The sponsor of the legislation, Ariz. state Rep. Kelly Townsend, said she considers the measure effectively a ban on the use of the isolation rooms.

"The parent now can decide if this kind of discipline is okay for their child and it gives them the option to opt out," Townsend said. "I trust the parents are not going to permit this."

A vocal advocate for the new law was Leslie Noyes, the mother of a seven-year-old boy in Phoenix, Arizona who secretly videotaped the padded room in her son's school after he had been left there for the better part of a school day. She says she later learned he had been held in the room 17 times – though the school disputes that number, saying he was there three times.

"I was disgusted," Noyes told ABC News. "There was one time that I know he was placed in the room a little after 10 a.m. He was there until the school day ended at 3:30 p.m. They brought him lunch in there. He ate it on the floor. He had urinated on the floor. They wouldn't let him out to use the bathroom."

Officials from the Deer Valley Unified School District where Noyes' son went to school said that, because of the pending lawsuit, they could not respond to questions about the case. But in general, spokeswoman Heidi Vega said, seclusion is "the last method of behavior management schools use with a student."

"Our staff is fully trained on non-violent crisis intervention and puts student safety first at all times. The safety of all students is important and remains a top priority," she said.

Rep. George Miller, a California Democrat, proposed national legislation that would create a uniform standard on restraint for the nation's schools – legislation that has failed to even receive a committee vote over the past three years.

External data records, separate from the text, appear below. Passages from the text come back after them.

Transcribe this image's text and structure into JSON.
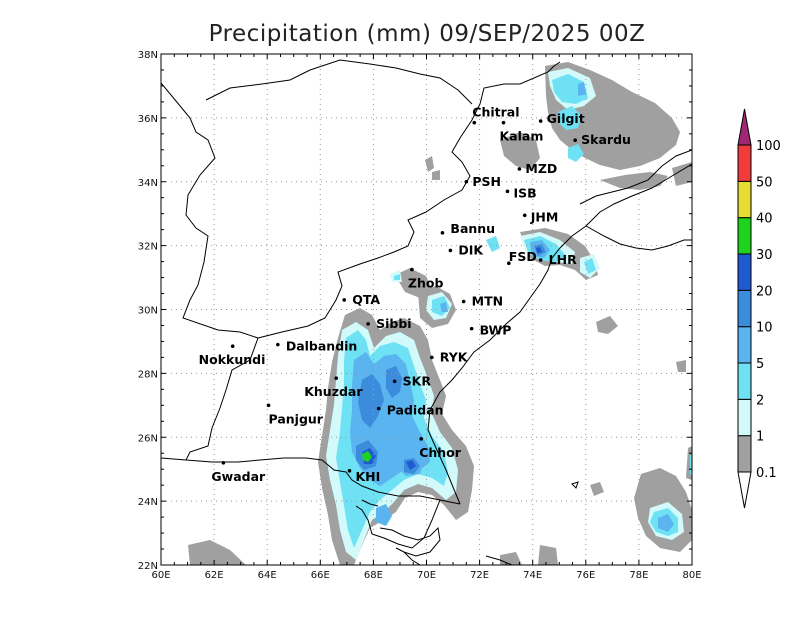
{
  "title": "Precipitation (mm) 09/SEP/2025 00Z",
  "map": {
    "lon_range": [
      60,
      80
    ],
    "lat_range": [
      22,
      38
    ],
    "lon_ticks": [
      "60E",
      "62E",
      "64E",
      "66E",
      "68E",
      "70E",
      "72E",
      "74E",
      "76E",
      "78E",
      "80E"
    ],
    "lat_ticks": [
      "22N",
      "24N",
      "26N",
      "28N",
      "30N",
      "32N",
      "34N",
      "36N",
      "38N"
    ],
    "grid": "dotted"
  },
  "colorbar": {
    "levels": [
      "0.1",
      "1",
      "2",
      "5",
      "10",
      "20",
      "30",
      "40",
      "50",
      "100"
    ],
    "colors": [
      "#a0a0a0",
      "#d2fafa",
      "#6ee1f5",
      "#5ab4f0",
      "#3c8cdc",
      "#1e5ad2",
      "#1ed21e",
      "#e6dc32",
      "#f03c3c",
      "#a02873"
    ],
    "below_color": "#ffffff"
  },
  "cities": [
    {
      "name": "Chitral",
      "lon": 71.8,
      "lat": 35.85
    },
    {
      "name": "Gilgit",
      "lon": 74.3,
      "lat": 35.9
    },
    {
      "name": "Kalam",
      "lon": 72.9,
      "lat": 35.85
    },
    {
      "name": "Skardu",
      "lon": 75.6,
      "lat": 35.3
    },
    {
      "name": "MZD",
      "lon": 73.5,
      "lat": 34.4
    },
    {
      "name": "PSH",
      "lon": 71.5,
      "lat": 34.0
    },
    {
      "name": "ISB",
      "lon": 73.05,
      "lat": 33.7
    },
    {
      "name": "JHM",
      "lon": 73.7,
      "lat": 32.95
    },
    {
      "name": "Bannu",
      "lon": 70.6,
      "lat": 32.4
    },
    {
      "name": "DIK",
      "lon": 70.9,
      "lat": 31.85
    },
    {
      "name": "FSD",
      "lon": 73.1,
      "lat": 31.45
    },
    {
      "name": "LHR",
      "lon": 74.3,
      "lat": 31.55
    },
    {
      "name": "Zhob",
      "lon": 69.45,
      "lat": 31.25
    },
    {
      "name": "QTA",
      "lon": 66.9,
      "lat": 30.3
    },
    {
      "name": "MTN",
      "lon": 71.4,
      "lat": 30.25
    },
    {
      "name": "Sibbi",
      "lon": 67.8,
      "lat": 29.55
    },
    {
      "name": "BWP",
      "lon": 71.7,
      "lat": 29.4
    },
    {
      "name": "Dalbandin",
      "lon": 64.4,
      "lat": 28.9
    },
    {
      "name": "Nokkundi",
      "lon": 62.7,
      "lat": 28.85
    },
    {
      "name": "RYK",
      "lon": 70.2,
      "lat": 28.5
    },
    {
      "name": "SKR",
      "lon": 68.8,
      "lat": 27.75
    },
    {
      "name": "Khuzdar",
      "lon": 66.6,
      "lat": 27.85
    },
    {
      "name": "Panjgur",
      "lon": 64.05,
      "lat": 27.0
    },
    {
      "name": "Padidan",
      "lon": 68.2,
      "lat": 26.9
    },
    {
      "name": "Chhor",
      "lon": 69.8,
      "lat": 25.95
    },
    {
      "name": "KHI",
      "lon": 67.1,
      "lat": 24.95
    },
    {
      "name": "Gwadar",
      "lon": 62.35,
      "lat": 25.2
    }
  ]
}
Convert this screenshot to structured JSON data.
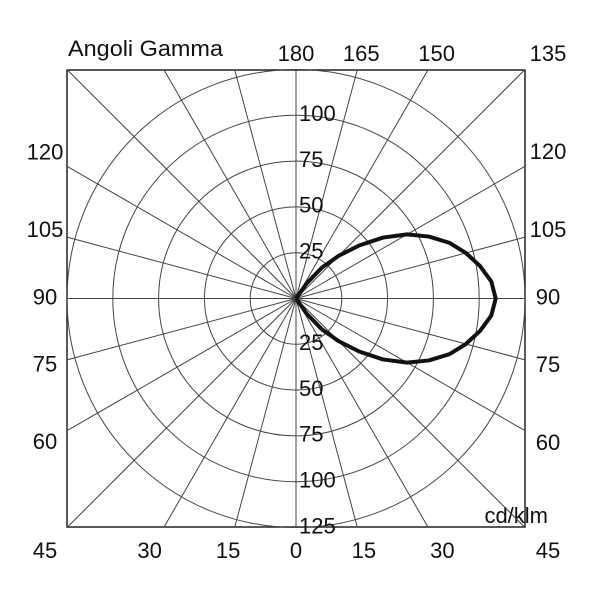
{
  "chart_data": {
    "type": "polar",
    "title": "Angoli Gamma",
    "unit_label": "cd/klm",
    "x": [
      30,
      35,
      40,
      45,
      50,
      55,
      60,
      65,
      70,
      75,
      80,
      85,
      90,
      95,
      100,
      105,
      110,
      115,
      120,
      125,
      130,
      135,
      140,
      145,
      150
    ],
    "values": [
      0,
      10,
      22,
      33,
      45,
      58,
      70,
      80,
      89,
      96,
      102,
      107,
      109,
      107,
      102,
      96,
      89,
      80,
      70,
      58,
      45,
      33,
      22,
      10,
      0
    ],
    "color": "#111111",
    "rlim": [
      0,
      125
    ],
    "rticks": [
      25,
      50,
      75,
      100,
      125
    ],
    "angle_ticks": [
      0,
      15,
      30,
      45,
      60,
      75,
      90,
      105,
      120,
      135,
      150,
      165,
      180
    ],
    "grid": true
  }
}
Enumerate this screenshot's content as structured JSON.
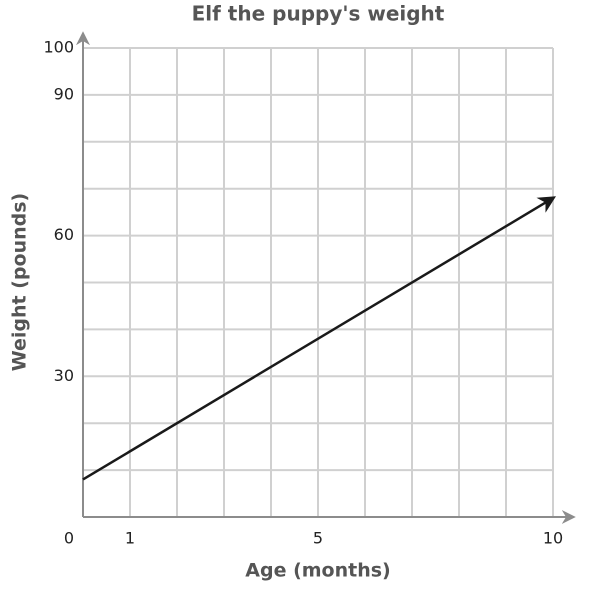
{
  "chart_data": {
    "type": "line",
    "title": "Elf the puppy's weight",
    "x_label": "Age (months)",
    "y_label": "Weight (pounds)",
    "xlim": [
      0,
      10
    ],
    "ylim": [
      0,
      100
    ],
    "xticks": [
      0,
      1,
      5,
      10
    ],
    "yticks": [
      30,
      60,
      90,
      100
    ],
    "xgrid": [
      1,
      2,
      3,
      4,
      5,
      6,
      7,
      8,
      9,
      10
    ],
    "ygrid": [
      10,
      20,
      30,
      40,
      50,
      60,
      70,
      80,
      90,
      100
    ],
    "grid_color": "#d0d0d0",
    "axis_color": "#8c8c8c",
    "series": [
      {
        "color": "#1a1a1a",
        "x": [
          0,
          10
        ],
        "values": [
          8,
          68
        ]
      }
    ]
  }
}
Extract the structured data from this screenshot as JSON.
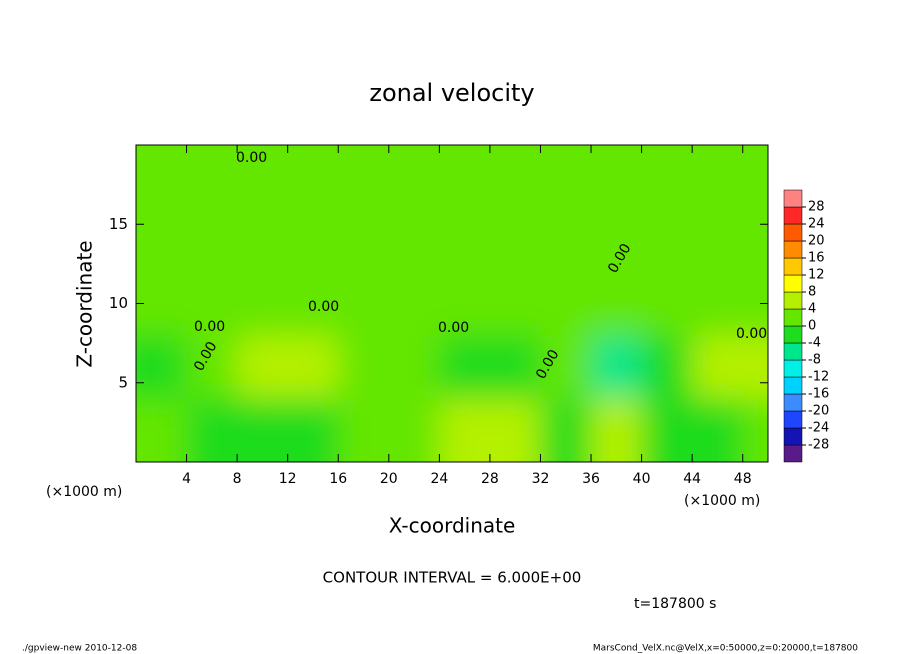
{
  "chart_data": {
    "type": "heatmap",
    "title": "zonal velocity",
    "x_label": "X-coordinate",
    "y_label": "Z-coordinate",
    "x_unit_labels": [
      "(×1000 m)",
      "(×1000 m)"
    ],
    "xlim": [
      0,
      50
    ],
    "ylim": [
      0,
      20
    ],
    "xticks": [
      4,
      8,
      12,
      16,
      20,
      24,
      28,
      32,
      36,
      40,
      44,
      48
    ],
    "yticks": [
      5,
      10,
      15
    ],
    "field": {
      "x": [
        2,
        6,
        10,
        14,
        18,
        22,
        26,
        30,
        34,
        38,
        42,
        46,
        50
      ],
      "y": [
        2,
        6,
        10,
        14,
        18
      ],
      "values": [
        [
          2,
          -4,
          -4,
          -2,
          3,
          2,
          6,
          5,
          -2,
          6,
          -3,
          -4,
          2
        ],
        [
          -3,
          0,
          6,
          5,
          3,
          2,
          -4,
          -2,
          1,
          -6,
          -4,
          6,
          4
        ],
        [
          2,
          2,
          2,
          3,
          2,
          2,
          2,
          2,
          2,
          2,
          2,
          2,
          2
        ],
        [
          1,
          1,
          1,
          1,
          1,
          1,
          1,
          1,
          1,
          1,
          1,
          1,
          1
        ],
        [
          1,
          1,
          1,
          1,
          1,
          1,
          1,
          1,
          1,
          1,
          1,
          1,
          1
        ]
      ]
    },
    "levels": [
      -28,
      -24,
      -20,
      -16,
      -12,
      -8,
      -4,
      0,
      4,
      8,
      12,
      16,
      20,
      24,
      28
    ],
    "colors": [
      "#5a1a8a",
      "#1414b4",
      "#1e46ff",
      "#3c8cff",
      "#00d2ff",
      "#00f0e6",
      "#00e68c",
      "#1edc1e",
      "#64e600",
      "#b4f000",
      "#ffff00",
      "#ffc800",
      "#ff8c00",
      "#ff5a00",
      "#ff2828",
      "#ff8282"
    ],
    "contour_labels": [
      "0.00",
      "0.00",
      "0.00",
      "0.00",
      "0.00",
      "0.00",
      "0.00",
      "0.00"
    ],
    "contour_interval": "CONTOUR INTERVAL = 6.000E+00",
    "time_label": "t=187800 s",
    "footer_left": "./gpview-new  2010-12-08",
    "footer_right": "MarsCond_VelX.nc@VelX,x=0:50000,z=0:20000,t=187800"
  }
}
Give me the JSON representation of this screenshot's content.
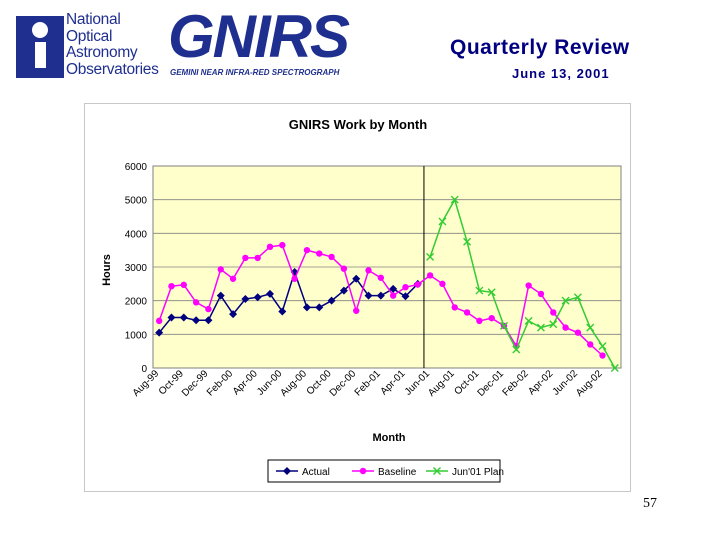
{
  "logos": {
    "noao_lines": [
      "National",
      "Optical",
      "Astronomy",
      "Observatories"
    ],
    "gnirs_word": "GNIRS",
    "gnirs_subtitle": "GEMINI NEAR INFRA-RED SPECTROGRAPH"
  },
  "header": {
    "title": "Quarterly Review",
    "date": "June 13, 2001"
  },
  "page_number": "57",
  "colors": {
    "actual": "#00007f",
    "baseline": "#ff00ff",
    "plan": "#33cc33",
    "plot_background": "#ffffcc",
    "title_text": "#000080"
  },
  "chart_data": {
    "type": "line",
    "title": "GNIRS Work by Month",
    "xlabel": "Month",
    "ylabel": "Hours",
    "ylim": [
      0,
      6000
    ],
    "yticks": [
      "0",
      "1000",
      "2000",
      "3000",
      "4000",
      "5000",
      "6000"
    ],
    "grid": "horizontal",
    "legend_position": "bottom",
    "marker_line_category": "Jun-01",
    "categories": [
      "Aug-99",
      "Sep-99",
      "Oct-99",
      "Nov-99",
      "Dec-99",
      "Jan-00",
      "Feb-00",
      "Mar-00",
      "Apr-00",
      "May-00",
      "Jun-00",
      "Jul-00",
      "Aug-00",
      "Sep-00",
      "Oct-00",
      "Nov-00",
      "Dec-00",
      "Jan-01",
      "Feb-01",
      "Mar-01",
      "Apr-01",
      "May-01",
      "Jun-01",
      "Jul-01",
      "Aug-01",
      "Sep-01",
      "Oct-01",
      "Nov-01",
      "Dec-01",
      "Jan-02",
      "Feb-02",
      "Mar-02",
      "Apr-02",
      "May-02",
      "Jun-02",
      "Jul-02",
      "Aug-02",
      "Sep-02"
    ],
    "tick_labels": [
      "Aug-99",
      "Oct-99",
      "Dec-99",
      "Feb-00",
      "Apr-00",
      "Jun-00",
      "Aug-00",
      "Oct-00",
      "Dec-00",
      "Feb-01",
      "Apr-01",
      "Jun-01",
      "Aug-01",
      "Oct-01",
      "Dec-01",
      "Feb-02",
      "Apr-02",
      "Jun-02",
      "Aug-02"
    ],
    "series": [
      {
        "name": "Actual",
        "marker": "diamond",
        "values": [
          1050,
          1500,
          1500,
          1420,
          1420,
          2150,
          1600,
          2050,
          2100,
          2200,
          1680,
          2850,
          1800,
          1800,
          2000,
          2300,
          2650,
          2150,
          2150,
          2350,
          2130,
          2500,
          null,
          null,
          null,
          null,
          null,
          null,
          null,
          null,
          null,
          null,
          null,
          null,
          null,
          null,
          null,
          null
        ]
      },
      {
        "name": "Baseline",
        "marker": "circle",
        "values": [
          1400,
          2430,
          2470,
          1950,
          1750,
          2930,
          2650,
          3270,
          3270,
          3600,
          3650,
          2650,
          3500,
          3400,
          3300,
          2950,
          1700,
          2900,
          2680,
          2150,
          2400,
          2480,
          2750,
          2500,
          1800,
          1650,
          1400,
          1480,
          1250,
          650,
          2450,
          2200,
          1650,
          1200,
          1050,
          700,
          370,
          null
        ]
      },
      {
        "name": "Jun'01 Plan",
        "marker": "x",
        "values": [
          null,
          null,
          null,
          null,
          null,
          null,
          null,
          null,
          null,
          null,
          null,
          null,
          null,
          null,
          null,
          null,
          null,
          null,
          null,
          null,
          null,
          null,
          3300,
          4350,
          5000,
          3750,
          2300,
          2250,
          1250,
          550,
          1400,
          1200,
          1300,
          2000,
          2100,
          1200,
          650,
          0
        ]
      }
    ]
  }
}
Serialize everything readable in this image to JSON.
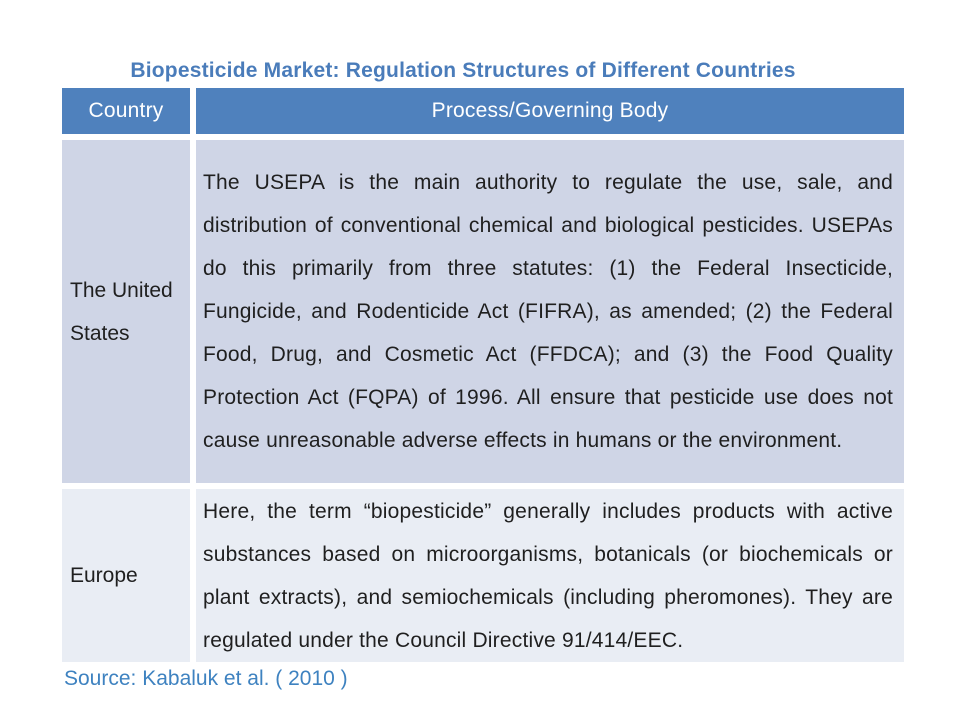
{
  "slide": {
    "title": "Biopesticide Market: Regulation Structures of Different Countries",
    "source": "Source: Kabaluk et al. ( 2010 )"
  },
  "table": {
    "headers": [
      "Country",
      "Process/Governing Body"
    ],
    "rows": [
      {
        "country": "The United States",
        "process": "The USEPA is the main authority to regulate the use, sale, and distribution of conventional chemical and biological pesticides. USEPAs do this primarily from three statutes: (1) the Federal Insecticide, Fungicide, and Rodenticide Act (FIFRA), as amended; (2) the Federal Food, Drug, and Cosmetic Act (FFDCA); and (3) the Food Quality Protection Act (FQPA) of 1996. All ensure that pesticide use does not cause unreasonable adverse effects in humans or the environment."
      },
      {
        "country": "Europe",
        "process": "Here, the term “biopesticide” generally includes products with active substances based on microorganisms, botanicals (or biochemicals or plant extracts), and semiochemicals (including pheromones). They are regulated under the Council Directive 91/414/EEC."
      }
    ]
  },
  "colors": {
    "header_bg": "#4F81BD",
    "header_text": "#FFFFFF",
    "row_odd_bg": "#CFD5E6",
    "row_even_bg": "#E9EDF4",
    "title_text": "#4A7CBA",
    "source_text": "#3E82C0",
    "body_text": "#1F1F1F"
  }
}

Until recently, Miller said, no organization even knew the number of deaths that were occurring on school grounds. He said several advocacy groups spent years tried to assess the toll.

The Coalition Against Institutionalized Child Abuse, an advocacy group, used public records to tally 75 child deaths between 1988 and 2006 that stemmed from the improper use of restraints. A California disability rights organization, Protection and Advocacy, Inc., counted 39 deaths in just that state between 1999 and 2007, all resulting from the use of seclusion or behavioral restraints. A 2009 study by federal auditors reported hundreds of instances between 1990 and 2009 where improper restraint led to injuries, and another study that same year, by the National Disability Rights Network, chronicled dozens of specific cases of young children, many of them autistic, being suffocated or badly injured while being improperly restrained.

There is also little known about how many schools, in how many states, utilize isolation rooms, Miller said. As part of its investigation, ABC News interviewed school children who described the experience of being locked in a seclusion booth as the stuff of nightmares.

"It was dark, there's no windows, you're just stuck in there the whole day," Jordan, an 11-year-old Pennsylvania student, told ABC News. "You felt scared and upset and you were already angry… Even for the bravest kids in the world, it's still really scary."

Hope Kirsch, an Arizona attorney who is representing the Noyes family in their case against the local school district, said she believes the new law will serve as an important first step in ending the use of seclusion rooms in her state.

"This is a victory for parents whose children are victims of this barbaric procedure," Kirsch said. "We would like to see seclusion rooms closed down. The efforts of the Noyes family and Rep. Kelly Townsend, along with Governor Brewer signing the bill, have paved the way toward the ultimate goal of eradicating this inhumane treatment of the most vulnerable population."